Know your wood types
There are three main types of plywood: softwood, hardwood, and composite. Plywood thickness is measured in plies, with each ply being about 1/8 inch thick. The number of plies in a sheet of plywood varies depending on the type of wood and the intended use.
Softwood plywoods have six to eight plies, while hardwoods may have between one and five plies.
Plastic or resin-based composites typically only have two or three plies. Plywood thickness also determines how much it can be sanded, whether it needs priming before painting, how strong it will be, and how resistant to splitting or twisting when nailed or screwed together with other boards.
For example, cabinet-grade plywood is a smooth wood typically used to make furniture and other wood products. It’s easier to sand than standard construction plywood, so it can be stained and finished to create various aesthetic looks.
However, it can warp when exposed to moisture and extreme changes in humidity. Common construction plywood has fewer smooth faces, allowing for a rougher surface but making staining or painting more difficult. It is best used for items like baseboards or shelving, while cabinet-grade plywood is better suited for furniture and cabinets.
Know your ply
Knowing your ply entails knowing what type of board you buy and for what purpose. Some boards are stronger than others, and some have different qualities that make them more useful for certain jobs. Plywood is often used as a subfloor or exterior siding because it is sturdy, relatively inexpensive, and available in various types. Wood plies are made of thin sheets of wood that can be stacked together to form any desired thickness.
Plywood is made of either solid wood or engineered wood. Solid-wood plywood has actual sheets of solid wood, which is why it tends to be more expensive than other types of ply. These boards are thicker, harder and sturdier than engineered-ply boards and, therefore, can stand up to much more abuse.

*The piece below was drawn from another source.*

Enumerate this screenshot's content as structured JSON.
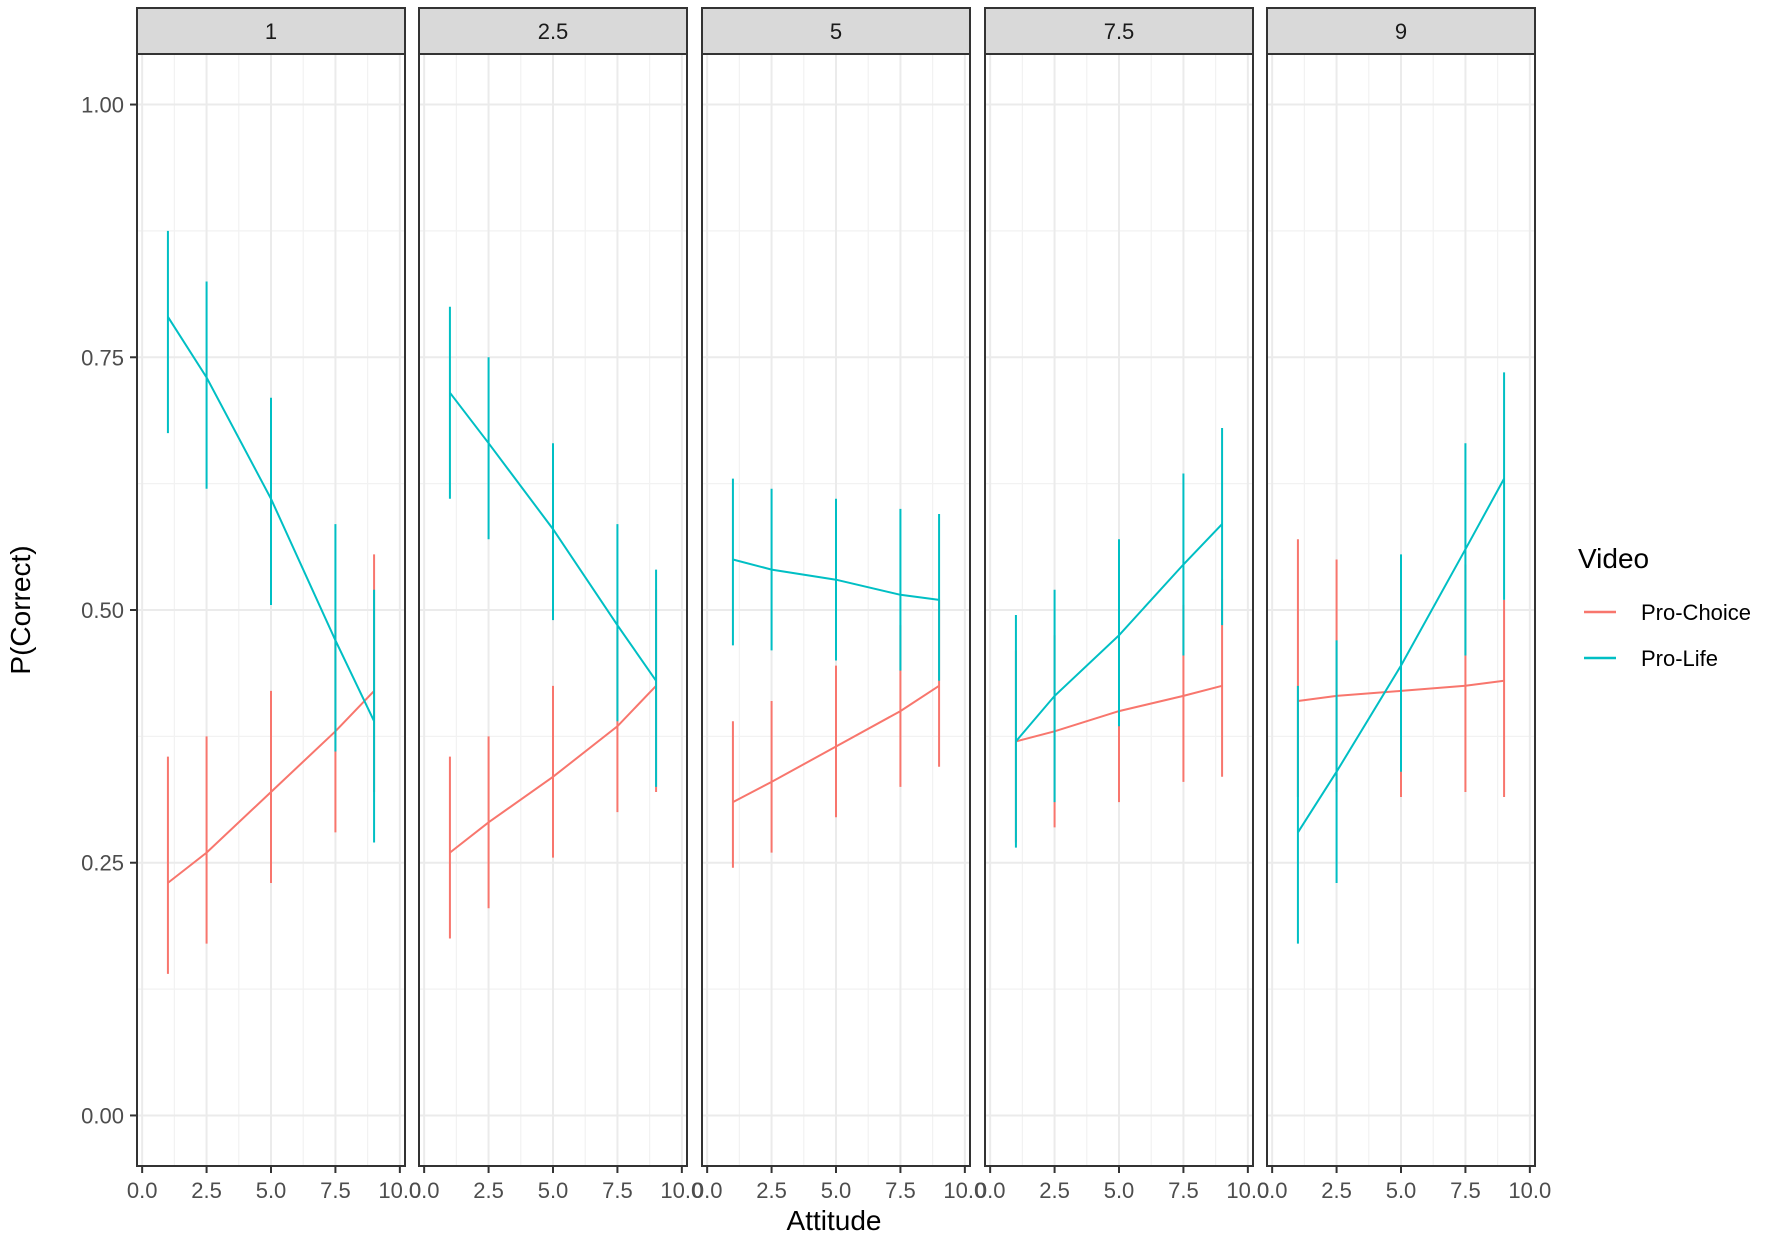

Engineered-ply sheets have paper or a synthetic core that makes them lighter, but because they’re less dense, these boards are not as strong as those made with solid wood.
What thickness you need depends on what you are building
When choosing the right plywood for your project, thickness is everything. The type of project you are working on will dictate the thickness of plywood you need to use.
For example, if you are building a bookshelf, you will need a different thickness than if you were building a deck. Here is a quick guide to help you choose the right plywood based on thickness.
Plywood thickness can also be determined by its purpose. If you are building furniture, such as a bookshelf, you will need something lighter and more flexible than if you were to build a piece of equipment, like scaffolding.
Plywood comes in a wide variety of thicknesses, and you should take that into account when deciding how much weight your new furniture will be able to bear. Actually, hardwoods and plywoods with higher ratings can hold more weight than materials with lower ratings.
As a general rule of thumb, keep plywood under 3/4 thick for surfaces that support heavy objects.